Health Promoting Campus | Springfield College

Health Promoting Campus

We are a health promoting campus.

Our Commitment 

The Humanics mission of Springfield College is to educate all students in spirit, mind, and body for leadership in service to others. Directly aligned with this mission is to prioritize the College’s commitment to health and well-being. This commitment extends beyond the programs and services provided to students, faculty, and staff, and intentionally addresses the entire campus community through addressing the systems and settings that can make Springfield College a healthier place for all. In adopting the Okanagan Charter, and continually working towards a healthier campus community in people, place, and planet, Springfield College maintains its position of leadership by reinforcing our commitment to health and well-being, strengthens alignment with the College’s mission, and enhances our distinctiveness. A healthy campus for all will improve the lives of those who live, study, and work here.

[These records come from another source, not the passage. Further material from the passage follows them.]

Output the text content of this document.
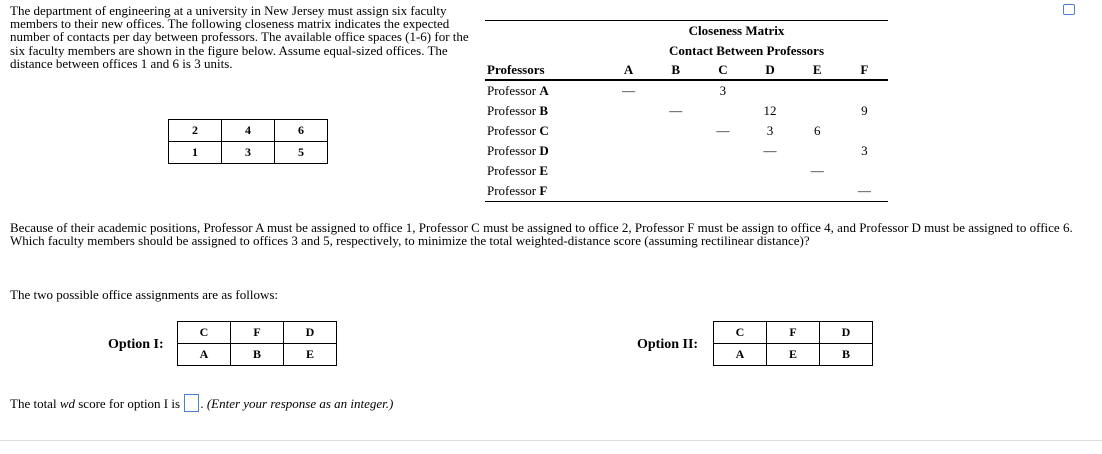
The department of engineering at a university in New Jersey must assign six faculty members to their new offices. The following closeness matrix indicates the expected number of contacts per day between professors. The available office spaces (1-6) for the six faculty members are shown in the figure below. Assume equal-sized offices. The distance between offices 1 and 6 is 3 units.
Closeness Matrix						
	Contact Between Professors					
Professors	A	B	C	D	E	F
Professor A	—		3			
Professor B		—		12		9
Professor C			—	3	6	
Professor D				—		3
Professor E					—	
Professor F						—
2	4	6
1	3	5
Because of their academic positions, Professor A must be assigned to office 1, Professor C must be assigned to office 2, Professor F must be assign to office 4, and Professor D must be assigned to office 6. Which faculty members should be assigned to offices 3 and 5, respectively, to minimize the total weighted-distance score (assuming rectilinear distance)?
The two possible office assignments are as follows:
Option I:
C	F	D
A	B	E
Option II:
C	F	D
A	E	B
The total wd score for option I is . (Enter your response as an integer.)
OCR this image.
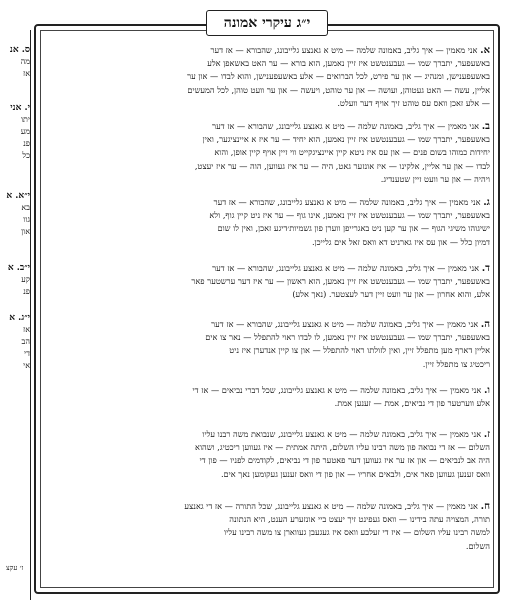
ס. אנ
מה
אז
י. אני
יתו
מע
פנ
כל
י״א. א
בא
גוו
און
י״ב. א
קע
פנ
י״ג. א
אז
הב
די
אי
ז׳ עקצ
י״ג עיקרי אמונה
א. אני מאמין — איך גליב, באמונה שלמה — מיט א גאנצע גלייבונג, שהבורא — אז דער
באשעפער, יתברך שמו — געבענטשט איז זיין נאמען, הוא בורא — ער האט באשאפן אלע
באשעפענישן, ומנהיג — און ער פירט, לכל הברואים — אלע באשעפענישן, והוא לבדו — און ער
אליין, עשה — האט געטוהן, ועושה — און ער טוהט, ויעשה — און ער וועט טוהן, לכל המעשים
— אלע זאכן וואס עס טוהט זיך אויף דער וועלט.
ב. אני מאמין — איך גליב, באמונה שלמה — מיט א גאנצע גלייבונג, שהבורא — אז דער
באשעפער, יתברך שמו — געבענטשט איז זיין נאמען, הוא יחיד — ער איז א איינציגער, ואין
יחידות כמוהו בשום פנים — און עס איז ניטא קיין איינציגקייט ווי זיין אויף קיין אופן, והוא
לבדו — און ער אליין, אלקינו — איז אונזער גאט, היה — ער איז געווען, הוה — ער איז יעצט,
ויהיה — און ער וועט זיין שטענדיג.
ג. אני מאמין — איך גליב, באמונה שלמה — מיט א גאנצע גלייבונג, שהבורא — אז דער
באשעפער, יתברך שמו — געבענטשט איז זיין נאמען, אינו גוף — ער איז ניט קיין גוף, ולא
ישיגוהו משיגי הגוף — און ער קען ניט באגרייפן ווערן פון גשמיות׳דיגע זאכן, ואין לו שום
דמיון כלל — און עס איז גארניט דא וואס זאל אים גלייכן.
ד. אני מאמין — איך גליב, באמונה שלמה — מיט א גאנצע גלייבונג, שהבורא — אז דער
באשעפער, יתברך שמו — געבענטשט איז זיין נאמען, הוא ראשון — ער איז דער ערשטער פאר
אלע, והוא אחרון — און ער וועט זיין דער לעצטער. (נאך אלע)
ה. אני מאמין — איך גליב, באמונה שלמה — מיט א גאנצע גלייבונג, שהבורא — אז דער
באשעפער, יתברך שמו — געבענטשט איז זיין נאמען, לו לבדו ראוי להתפלל — נאר צו אים
אליין דארף מען מתפלל זיין, ואין לזולתו ראוי להתפלל — און צו קיין אנדערן איז ניט
ריכטיג צו מתפלל זיין.
ו. אני מאמין — איך גליב, באמונה שלמה — מיט א גאנצע גלייבונג, שכל דברי נביאים — אז די
אלע ווערטער פון די נביאים, אמת — זענען אמת.
ז. אני מאמין — איך גליב, באמונה שלמה — מיט א גאנצע גלייבונג, שנבואת משה רבנו עליו
השלום — אז די נבואה פון משה רבינו עליו השלום, היתה אמתית — איז געווען ריכטיג, ושהוא
היה אב לנביאים — און אז ער איז געווען דער פאטער פון די נביאים, לקודמים לפניו — פון די
וואס זענען געווען פאר אים, ולבאים אחריו — און פון די וואס זענען געקומען נאך אים.
ח. אני מאמין — איך גליב, באמונה שלמה — מיט א גאנצע גלייבונג, שכל התורה — אז די גאנצע
תורה, המצויה עתה בידינו — וואס געפינט זיך יעצט ביי אונזערע הענט, היא הנתונה
למשה רבינו עליו השלום — איז די זעלבע וואס איז געגעבן געווארן צו משה רבינו עליו
השלום.
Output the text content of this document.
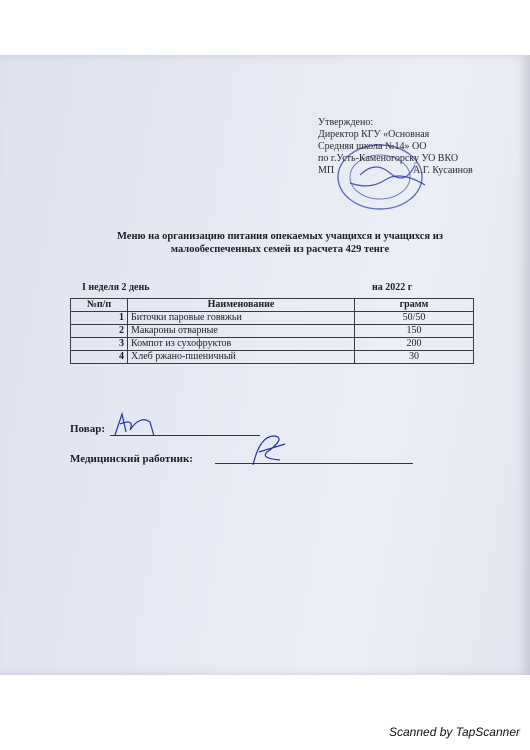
Утверждено:
Директор КГУ «Основная
Средняя школа №14» ОО
по г.Усть-Каменогорску УО ВКО
МП	А.Г. Кусаинов
Меню на организацию питания опекаемых учащихся и учащихся из
малообеспеченных семей из расчета 429 тенге
I неделя 2 день	на 2022 г
№п/п	Наименование	грамм
1	Биточки паровые говяжьи	50/50
2	Макароны отварные	150
3	Компот из сухофруктов	200
4	Хлеб ржано-пшеничный	30
Повар:
Медицинский работник:
Scanned by TapScanner
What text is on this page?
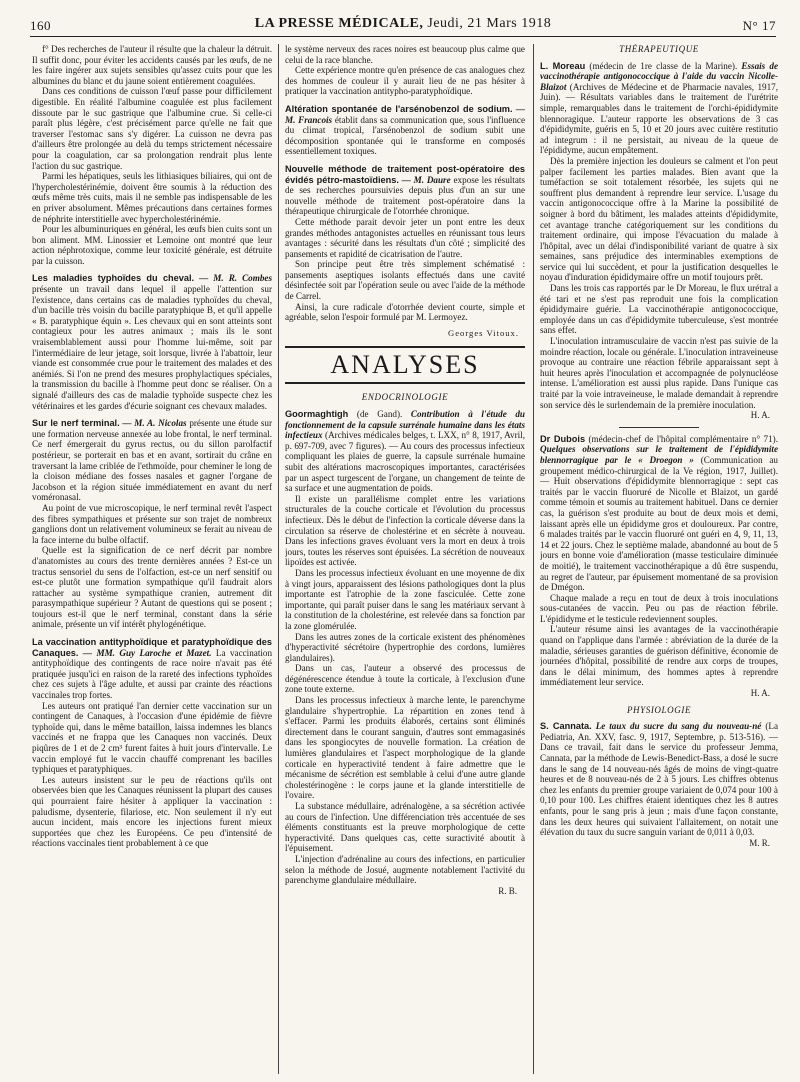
160	LA PRESSE MÉDICALE, Jeudi, 21 Mars 1918	N° 17

f° Des recherches de l'auteur il résulte que la chaleur la détruit. Il suffit donc, pour éviter les accidents causés par les œufs, de ne les faire ingérer aux sujets sensibles qu'assez cuits pour que les albumines du blanc et du jaune soient entièrement coagulées.

Dans ces conditions de cuisson l'œuf passe pour difficilement digestible. En réalité l'albumine coagulée est plus facilement dissoute par le suc gastrique que l'albumine crue. Si celle-ci paraît plus légère, c'est précisément parce qu'elle ne fait que traverser l'estomac sans s'y digérer. La cuisson ne devra pas d'ailleurs être prolongée au delà du temps strictement nécessaire pour la coagulation, car sa prolongation rendrait plus lente l'action du suc gastrique.

Parmi les hépatiques, seuls les lithiasiques biliaires, qui ont de l'hypercholestérinémie, doivent être soumis à la réduction des œufs même très cuits, mais il ne semble pas indispensable de les en priver absolument. Mêmes précautions dans certaines formes de néphrite interstitielle avec hypercholestérinémie.

Pour les albuminuriques en général, les œufs bien cuits sont un bon aliment. MM. Linossier et Lemoine ont montré que leur action néphrotoxique, comme leur toxicité générale, est détruite par la cuisson.

Les maladies typhoïdes du cheval. — M. R. Combes présente un travail dans lequel il appelle l'attention sur l'existence, dans certains cas de maladies typhoïdes du cheval, d'un bacille très voisin du bacille paratyphique B, et qu'il appelle « B. paratyphique équin ». Les chevaux qui en sont atteints sont contagieux pour les autres animaux ; mais ils le sont vraisemblablement aussi pour l'homme lui-même, soit par l'intermédiaire de leur jetage, soit lorsque, livrée à l'abattoir, leur viande est consommée crue pour le traitement des malades et des anémiés. Si l'on ne prend des mesures prophylactiques spéciales, la transmission du bacille à l'homme peut donc se réaliser. On a signalé d'ailleurs des cas de maladie typhoïde suspecte chez les vétérinaires et les gardes d'écurie soignant ces chevaux malades.

Sur le nerf terminal. — M. A. Nicolas présente une étude sur une formation nerveuse annexée au lobe frontal, le nerf terminal. Ce nerf émergerait du gyrus rectus, ou du sillon parolfactif postérieur, se porterait en bas et en avant, sortirait du crâne en traversant la lame criblée de l'ethmoïde, pour cheminer le long de la cloison médiane des fosses nasales et gagner l'organe de Jacobson et la région située immédiatement en avant du nerf voméronasal.

Au point de vue microscopique, le nerf terminal revêt l'aspect des fibres sympathiques et présente sur son trajet de nombreux ganglions dont un relativement volumineux se ferait au niveau de la face interne du bulbe olfactif.

Quelle est la signification de ce nerf décrit par nombre d'anatomistes au cours des trente dernières années ? Est-ce un tractus sensoriel du sens de l'olfaction, est-ce un nerf sensitif ou est-ce plutôt une formation sympathique qu'il faudrait alors rattacher au système sympathique cranien, autrement dit parasympathique supérieur ? Autant de questions qui se posent ; toujours est-il que le nerf terminal, constant dans la série animale, présente un vif intérêt phylogénétique.

La vaccination antityphoïdique et paratyphoïdique des Canaques. — MM. Guy Laroche et Mazet. La vaccination antityphoïdique des contingents de race noire n'avait pas été pratiquée jusqu'ici en raison de la rareté des infections typhoïdes chez ces sujets à l'âge adulte, et aussi par crainte des réactions vaccinales trop fortes.

Les auteurs ont pratiqué l'an dernier cette vaccination sur un contingent de Canaques, à l'occasion d'une épidémie de fièvre typhoïde qui, dans le même bataillon, laissa indemnes les blancs vaccinés et ne frappa que les Canaques non vaccinés. Deux piqûres de 1 et de 2 cm³ furent faites à huit jours d'intervalle. Le vaccin employé fut le vaccin chauffé comprenant les bacilles typhiques et paratyphiques.

Les auteurs insistent sur le peu de réactions qu'ils ont observées bien que les Canaques réunissent la plupart des causes qui pourraient faire hésiter à appliquer la vaccination : paludisme, dysenterie, filariose, etc. Non seulement il n'y eut aucun incident, mais encore les injections furent mieux supportées que chez les Européens. Ce peu d'intensité de réactions vaccinales tient probablement à ce que

le système nerveux des races noires est beaucoup plus calme que celui de la race blanche.

Cette expérience montre qu'en présence de cas analogues chez des hommes de couleur il y aurait lieu de ne pas hésiter à pratiquer la vaccination antitypho-paratyphoïdique.

Altération spontanée de l'arsénobenzol de sodium. — M. Francois établit dans sa communication que, sous l'influence du climat tropical, l'arsénobenzol de sodium subit une décomposition spontanée qui le transforme en composés essentiellement toxiques.

Nouvelle méthode de traitement post-opératoire des évidés pétro-mastoïdiens. — M. Daure expose les résultats de ses recherches poursuivies depuis plus d'un an sur une nouvelle méthode de traitement post-opératoire dans la thérapeutique chirurgicale de l'otorrhée chronique.

Cette méthode parait devoir jeter un pont entre les deux grandes méthodes antagonistes actuelles en réunissant tous leurs avantages : sécurité dans les résultats d'un côté ; simplicité des pansements et rapidité de cicatrisation de l'autre.

Son principe peut être très simplement schématisé : pansements aseptiques isolants effectués dans une cavité désinfectée soit par l'opération seule ou avec l'aide de la méthode de Carrel.

Ainsi, la cure radicale d'otorrhée devient courte, simple et agréable, selon l'espoir formulé par M. Lermoyez.

Georges Vitoux.

ANALYSES

ENDOCRINOLOGIE

Goormaghtigh (de Gand). Contribution à l'étude du fonctionnement de la capsule surrénale humaine dans les états infectieux (Archives médicales belges, t. LXX, n° 8, 1917, Avril, p. 697-709, avec 7 figures). — Au cours des processus infectieux compliquant les plaies de guerre, la capsule surrénale humaine subit des altérations macroscopiques importantes, caractérisées par un aspect turgescent de l'organe, un changement de teinte de sa surface et une augmentation de poids.

Il existe un parallélisme complet entre les variations structurales de la couche corticale et l'évolution du processus infectieux. Dès le début de l'infection la corticale déverse dans la circulation sa réserve de cholestérine et en sécrète à nouveau. Dans les infections graves évoluant vers la mort en deux à trois jours, toutes les réserves sont épuisées. La sécrétion de nouveaux lipoïdes est activée.

Dans les processus infectieux évoluant en une moyenne de dix à vingt jours, apparaissent des lésions pathologiques dont la plus importante est l'atrophie de la zone fasciculée. Cette zone importante, qui paraît puiser dans le sang les matériaux servant à la constitution de la cholestérine, est relevée dans sa fonction par la zone glomérulée.

Dans les autres zones de la corticale existent des phénomènes d'hyperactivité sécrétoire (hypertrophie des cordons, lumières glandulaires).

Dans un cas, l'auteur a observé des processus de dégénérescence étendue à toute la corticale, à l'exclusion d'une zone toute externe.

Dans les processus infectieux à marche lente, le parenchyme glandulaire s'hypertrophie. La répartition en zones tend à s'effacer. Parmi les produits élaborés, certains sont éliminés directement dans le courant sanguin, d'autres sont emmagasinés dans les spongiocytes de nouvelle formation. La création de lumières glandulaires et l'aspect morphologique de la glande corticale en hyperactivité tendent à faire admettre que le mécanisme de sécrétion est semblable à celui d'une autre glande cholestérinogène : le corps jaune et la glande interstitielle de l'ovaire.

La substance médullaire, adrénalogène, a sa sécrétion activée au cours de l'infection. Une différenciation très accentuée de ses éléments constituants est la preuve morphologique de cette hyperactivité. Dans quelques cas, cette suractivité aboutit à l'épuisement.

L'injection d'adrénaline au cours des infections, en particulier selon la méthode de Josué, augmente notablement l'activité du parenchyme glandulaire médullaire.

R. B.

THÉRAPEUTIQUE

L. Moreau (médecin de 1re classe de la Marine). Essais de vaccinothérapie antigonococcique à l'aide du vaccin Nicolle-Blaizot (Archives de Médecine et de Pharmacie navales, 1917, Juin). — Résultats variables dans le traitement de l'urétrite simple, remarquables dans le traitement de l'orchi-épididymite blennoragique. L'auteur rapporte les observations de 3 cas d'épididymite, guéris en 5, 10 et 20 jours avec cuitère restitutio ad integrum : il ne persistait, au niveau de la queue de l'épididyme, aucun empâtement.

Dès la première injection les douleurs se calment et l'on peut palper facilement les parties malades. Bien avant que la tuméfaction se soit totalement résorbée, les sujets qui ne souffrent plus demandent à reprendre leur service. L'usage du vaccin antigonococcique offre à la Marine la possibilité de soigner à bord du bâtiment, les malades atteints d'épididymite, cet avantage tranche catégoriquement sur les conditions du traitement ordinaire, qui impose l'évacuation du malade à l'hôpital, avec un délai d'indisponibilité variant de quatre à six semaines, sans préjudice des interminables exemptions de service qui lui succèdent, et pour la justification desquelles le noyau d'induration épididymaire offre un motif toujours prêt.

Dans les trois cas rapportés par le Dr Moreau, le flux urétral a été tari et ne s'est pas reproduit une fois la complication épididymaire guérie. La vaccinothérapie antigonococcique, employée dans un cas d'épididymite tuberculeuse, s'est montrée sans effet.

L'inoculation intramusculaire de vaccin n'est pas suivie de la moindre réaction, locale ou générale. L'inoculation intraveineuse provoque au contraire une réaction fébrile apparaissant sept à huit heures après l'inoculation et accompagnée de polynucléose intense. L'amélioration est aussi plus rapide. Dans l'unique cas traité par la voie intraveineuse, le malade demandait à reprendre son service dès le surlendemain de la première inoculation.

H. A.

Dr Dubois (médecin-chef de l'hôpital complémentaire n° 71). Quelques observations sur le traitement de l'épididymite blennorragique par le « Droegon » (Communication au groupement médico-chirurgical de la Ve région, 1917, Juillet). — Huit observations d'épididymite blennorragique : sept cas traités par le vaccin fluoruré de Nicolle et Blaizot, un gardé comme témoin et soumis au traitement habituel. Dans ce dernier cas, la guérison s'est produite au bout de deux mois et demi, laissant après elle un épididyme gros et douloureux. Par contre, 6 malades traités par le vaccin fluoruré ont guéri en 4, 9, 11, 13, 14 et 22 jours. Chez le septième malade, abandonné au bout de 5 jours en bonne voie d'amélioration (masse testiculaire diminuée de moitié), le traitement vaccinothérapique a dû être suspendu, au regret de l'auteur, par épuisement momentané de sa provision de Dmégon.

Chaque malade a reçu en tout de deux à trois inoculations sous-cutanées de vaccin. Peu ou pas de réaction fébrile. L'épididyme et le testicule redeviennent souples.

L'auteur résume ainsi les avantages de la vaccinothérapie quand on l'applique dans l'armée : abréviation de la durée de la maladie, sérieuses garanties de guérison définitive, économie de journées d'hôpital, possibilité de rendre aux corps de troupes, dans le délai minimum, des hommes aptes à reprendre immédiatement leur service.

H. A.

PHYSIOLOGIE

S. Cannata. Le taux du sucre du sang du nouveau-né (La Pediatria, An. XXV, fasc. 9, 1917, Septembre, p. 513-516). — Dans ce travail, fait dans le service du professeur Jemma, Cannata, par la méthode de Lewis-Benedict-Bass, a dosé le sucre dans le sang de 14 nouveau-nés âgés de moins de vingt-quatre heures et de 8 nouveau-nés de 2 à 5 jours. Les chiffres obtenus chez les enfants du premier groupe variaient de 0,074 pour 100 à 0,10 pour 100. Les chiffres étaient identiques chez les 8 autres enfants, pour le sang pris à jeun ; mais d'une façon constante, dans les deux heures qui suivaient l'allaitement, on notait une élévation du taux du sucre sanguin variant de 0,011 à 0,03.

M. R.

In becoming a health promoting college, Springfield College acknowledges these aspirations and calls to action, and commits to creating a healthier community for all.

What is Health Promotion?

According to the World Health Organization, health promotion is the process of enabling people to increase control over and improve their health. It moves beyond a focus on individual behavior toward a wide range of social and environmental interventions.

As a core function of public health, health promotion supports institutions, communities, and individuals in coping with and addressing health challenges. This is accomplished by building healthy policies, creating supportive environments, and strengthening community action and personal skills. The goals and principles of health promotion were solidified at the WHO’s first international conference on health promotion and are documented in the Ottawa Charter (1986).

Springfield Campus - Morning drone
Land Acknowledgement

We acknowledge that Springfield College stands on the traditional homelands of the Indigenous Algonkian people known as “Agawam.” The Agawam were closely related and diplomatically connected to the Quaboag to the East; the Podunk to the South; the Woronoco to the West; and the Nonotuck, Pocumtuck, and Sokoki to the North. We acknowledge the memory of these Indigenous nations who, after having inhabited this land for more than 10,000 years, were displaced in the 1600s to 1700s by English colonial settlers who exploited Native generosity and provoked warfare.  We acknowledge the surviving Native nations of what is now called “New England”: the Nipmuc and the Wampanoag to the East; the Mohegan and Pequot and Schaghticoke to the South; the Mohican to the West; and the Abenaki to the North. We affirm, honor, and respect the sovereignty of these and hundreds of other Native American nations across North America that survive today.